[Physics] Canonical transformation generated by hamiltonian

classical-mechanicscoordinate systemshamiltonianhamiltonian-formalismphase-space

Someone told me that, in a hamiltonian system, the hamilonian function is the generating function of the canonical transformation given by time translation. However, this statement doesn't make any sense to me. Typically, the generating function is a function of some of the "old" coordinates as well as the new (transformed) ones, but the hamiltonian is a function of $q$ and $p$.

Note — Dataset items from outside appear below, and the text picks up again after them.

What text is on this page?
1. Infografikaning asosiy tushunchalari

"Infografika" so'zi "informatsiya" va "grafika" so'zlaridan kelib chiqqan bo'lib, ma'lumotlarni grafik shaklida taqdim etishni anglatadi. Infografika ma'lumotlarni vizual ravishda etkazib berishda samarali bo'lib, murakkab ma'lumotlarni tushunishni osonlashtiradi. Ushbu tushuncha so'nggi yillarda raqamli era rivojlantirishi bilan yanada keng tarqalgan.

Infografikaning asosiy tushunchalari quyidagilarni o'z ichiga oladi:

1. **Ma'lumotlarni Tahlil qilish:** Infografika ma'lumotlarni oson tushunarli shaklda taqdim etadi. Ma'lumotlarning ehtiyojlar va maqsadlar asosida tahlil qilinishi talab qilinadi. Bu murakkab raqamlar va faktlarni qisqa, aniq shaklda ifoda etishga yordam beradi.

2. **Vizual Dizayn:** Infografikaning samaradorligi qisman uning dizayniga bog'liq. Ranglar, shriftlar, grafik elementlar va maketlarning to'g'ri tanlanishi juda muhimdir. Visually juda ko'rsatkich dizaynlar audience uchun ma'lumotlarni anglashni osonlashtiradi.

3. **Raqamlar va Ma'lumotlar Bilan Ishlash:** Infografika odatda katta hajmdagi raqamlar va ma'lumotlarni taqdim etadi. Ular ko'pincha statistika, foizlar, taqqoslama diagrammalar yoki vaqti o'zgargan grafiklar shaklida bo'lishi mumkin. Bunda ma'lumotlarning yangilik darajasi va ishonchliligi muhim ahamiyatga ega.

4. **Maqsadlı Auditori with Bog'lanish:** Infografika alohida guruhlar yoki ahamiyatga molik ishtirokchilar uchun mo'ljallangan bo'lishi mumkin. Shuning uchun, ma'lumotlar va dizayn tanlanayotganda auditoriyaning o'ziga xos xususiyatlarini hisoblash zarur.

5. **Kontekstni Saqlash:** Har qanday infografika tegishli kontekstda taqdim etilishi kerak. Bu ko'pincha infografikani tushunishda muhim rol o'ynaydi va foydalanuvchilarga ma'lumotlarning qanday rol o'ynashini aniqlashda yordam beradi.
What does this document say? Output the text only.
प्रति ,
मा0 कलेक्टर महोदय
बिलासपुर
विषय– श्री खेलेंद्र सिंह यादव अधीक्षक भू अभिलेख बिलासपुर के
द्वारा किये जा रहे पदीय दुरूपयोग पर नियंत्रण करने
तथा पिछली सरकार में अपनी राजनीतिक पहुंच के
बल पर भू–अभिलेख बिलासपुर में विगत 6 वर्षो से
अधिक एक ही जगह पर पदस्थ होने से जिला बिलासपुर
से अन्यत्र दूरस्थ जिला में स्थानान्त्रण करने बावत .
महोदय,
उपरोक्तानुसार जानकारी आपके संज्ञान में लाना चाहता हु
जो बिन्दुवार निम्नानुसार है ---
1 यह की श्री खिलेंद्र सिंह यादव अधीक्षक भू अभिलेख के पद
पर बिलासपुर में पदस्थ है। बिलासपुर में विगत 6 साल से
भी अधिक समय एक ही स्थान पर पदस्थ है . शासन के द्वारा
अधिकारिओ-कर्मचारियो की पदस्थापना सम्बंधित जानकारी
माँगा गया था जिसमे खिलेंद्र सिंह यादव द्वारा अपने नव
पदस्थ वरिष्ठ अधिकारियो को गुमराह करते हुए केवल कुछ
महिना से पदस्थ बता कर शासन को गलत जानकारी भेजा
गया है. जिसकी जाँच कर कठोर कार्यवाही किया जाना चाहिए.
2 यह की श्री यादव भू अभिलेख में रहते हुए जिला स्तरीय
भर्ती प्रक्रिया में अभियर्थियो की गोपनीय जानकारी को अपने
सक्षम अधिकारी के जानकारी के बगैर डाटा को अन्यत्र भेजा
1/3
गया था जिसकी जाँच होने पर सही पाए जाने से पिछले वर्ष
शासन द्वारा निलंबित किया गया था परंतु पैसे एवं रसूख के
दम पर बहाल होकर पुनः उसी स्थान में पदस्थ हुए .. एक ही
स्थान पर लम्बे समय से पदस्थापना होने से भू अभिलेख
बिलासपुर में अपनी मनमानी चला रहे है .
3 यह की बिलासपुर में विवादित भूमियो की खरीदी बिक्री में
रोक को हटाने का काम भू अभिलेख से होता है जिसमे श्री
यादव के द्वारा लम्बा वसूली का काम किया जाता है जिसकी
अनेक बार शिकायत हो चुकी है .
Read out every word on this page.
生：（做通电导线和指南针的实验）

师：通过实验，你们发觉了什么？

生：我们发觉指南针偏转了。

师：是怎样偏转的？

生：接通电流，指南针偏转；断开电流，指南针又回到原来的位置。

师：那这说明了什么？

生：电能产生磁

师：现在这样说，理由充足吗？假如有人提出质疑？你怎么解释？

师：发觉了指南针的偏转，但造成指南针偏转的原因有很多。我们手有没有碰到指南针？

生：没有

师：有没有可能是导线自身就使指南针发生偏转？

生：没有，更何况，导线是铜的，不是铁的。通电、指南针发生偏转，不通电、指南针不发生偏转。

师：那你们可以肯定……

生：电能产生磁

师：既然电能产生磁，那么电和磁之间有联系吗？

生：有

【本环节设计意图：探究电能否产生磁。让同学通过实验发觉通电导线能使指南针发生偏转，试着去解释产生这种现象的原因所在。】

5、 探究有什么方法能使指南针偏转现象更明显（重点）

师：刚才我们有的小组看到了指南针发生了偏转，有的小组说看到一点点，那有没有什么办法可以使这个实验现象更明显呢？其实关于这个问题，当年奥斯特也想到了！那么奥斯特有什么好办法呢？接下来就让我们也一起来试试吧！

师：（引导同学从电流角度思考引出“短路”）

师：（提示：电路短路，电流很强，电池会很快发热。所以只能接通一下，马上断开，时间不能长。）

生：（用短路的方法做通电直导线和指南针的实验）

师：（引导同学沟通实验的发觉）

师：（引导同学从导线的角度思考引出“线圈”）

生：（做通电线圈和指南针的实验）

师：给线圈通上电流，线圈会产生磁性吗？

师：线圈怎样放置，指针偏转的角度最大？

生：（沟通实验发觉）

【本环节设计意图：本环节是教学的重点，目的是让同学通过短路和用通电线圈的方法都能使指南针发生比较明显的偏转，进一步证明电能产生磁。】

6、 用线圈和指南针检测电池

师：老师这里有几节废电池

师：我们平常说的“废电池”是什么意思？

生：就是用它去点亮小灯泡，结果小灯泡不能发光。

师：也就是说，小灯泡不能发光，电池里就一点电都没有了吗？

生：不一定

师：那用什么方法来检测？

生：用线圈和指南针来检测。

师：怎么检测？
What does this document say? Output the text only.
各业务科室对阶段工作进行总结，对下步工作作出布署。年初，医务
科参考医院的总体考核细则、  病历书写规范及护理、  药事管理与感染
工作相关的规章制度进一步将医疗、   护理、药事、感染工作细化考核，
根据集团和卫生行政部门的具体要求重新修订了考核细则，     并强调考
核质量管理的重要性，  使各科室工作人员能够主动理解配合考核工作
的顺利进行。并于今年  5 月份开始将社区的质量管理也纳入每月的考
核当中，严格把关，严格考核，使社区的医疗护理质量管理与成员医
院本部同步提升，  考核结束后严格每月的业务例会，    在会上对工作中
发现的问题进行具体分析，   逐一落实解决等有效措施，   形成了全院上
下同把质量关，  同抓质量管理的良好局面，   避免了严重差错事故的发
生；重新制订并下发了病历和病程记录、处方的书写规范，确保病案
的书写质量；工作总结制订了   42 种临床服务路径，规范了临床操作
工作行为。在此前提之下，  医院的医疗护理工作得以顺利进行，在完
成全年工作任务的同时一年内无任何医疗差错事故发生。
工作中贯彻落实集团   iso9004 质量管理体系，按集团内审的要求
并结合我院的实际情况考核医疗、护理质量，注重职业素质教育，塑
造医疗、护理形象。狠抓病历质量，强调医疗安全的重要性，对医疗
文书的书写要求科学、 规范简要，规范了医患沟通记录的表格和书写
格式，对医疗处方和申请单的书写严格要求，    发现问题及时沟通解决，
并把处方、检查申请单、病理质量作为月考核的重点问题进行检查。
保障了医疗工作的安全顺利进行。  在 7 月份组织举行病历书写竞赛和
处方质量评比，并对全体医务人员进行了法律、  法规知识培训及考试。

Please tell me whether the above statement is rubbish, or whether it can indeed be interpreted in a meaningful way.

Best Answer

The statement isn't that $H$ is a generating function of the canonical transformation, in the sense used in canonical transformations, which must indeed be a function of one new and one old set of phase space coordinates. The statement is that $\hat H$ is the infinitesimal generator of the Lie group of translations in the sense of the theory of Lie algebras, namely a basis vector of the Lie algebra. These are different words – generating function and generator. Both of them "generate" the transformations of the phase space variables in some way but the two ways are technically different. In classical physics, the infinitesimal generator generates infinitesimal canonical transformations via the Poisson bracket (the classical limit of the commutator of linear operators), $$ q_i \to q_i+\delta q_i,\quad \delta q_i = \epsilon\{ H,q_i \} $$ where $q_i$ may be both coordinates or momenta.